IndieWire also reported that a group of Muslim American filmmakers wrote to Sundance leaders in December, voicing their concerns about Staker’s film.

In their letter Friday, Vicente and Jackson stressed Sundance’s 40-year history, since its founding by actor-filmmaker Robert Redford, of “elevating work with a diverse array of voices, perspectives and creative forms.”

In the letter, Vicente and Jackson acknowledge the criticism they have heard, particularly by “some members of the Sundance artist community. … Now it is time for us to act on what we have heard as we move forward with our work.”

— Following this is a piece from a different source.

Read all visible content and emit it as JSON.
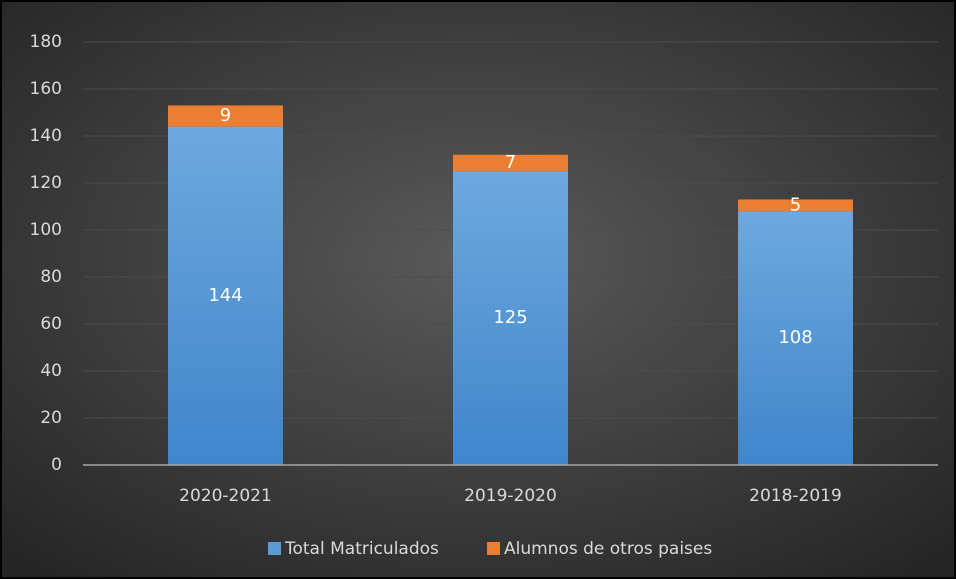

The letter does not mention concrete steps Sundance will take in response to the dispute over Smaker’s film. It does lay out “broader, fundamental issues that we have always considered in our work and must continue to grapple with as an organization, and as a field.”

Those issues include:

• “Representation, authorship and perpetuation of stereotypes.”

• Support for Muslim and Arab artists.

• Upholding best ethical practices in documentary journalism.

• “Expectations of festivals, funders, and the field” about the festival’s selection process.

Having a festival platform also comes with a responsibility, Vicente and Jackson wrote, “to balance freedom of creative expression and support for contentious and thought-provoking work with the assurance that it is presented with proper context and space for debate, and to maintain, and where necessary evolve, a curatorial process that upholds our mission and values.”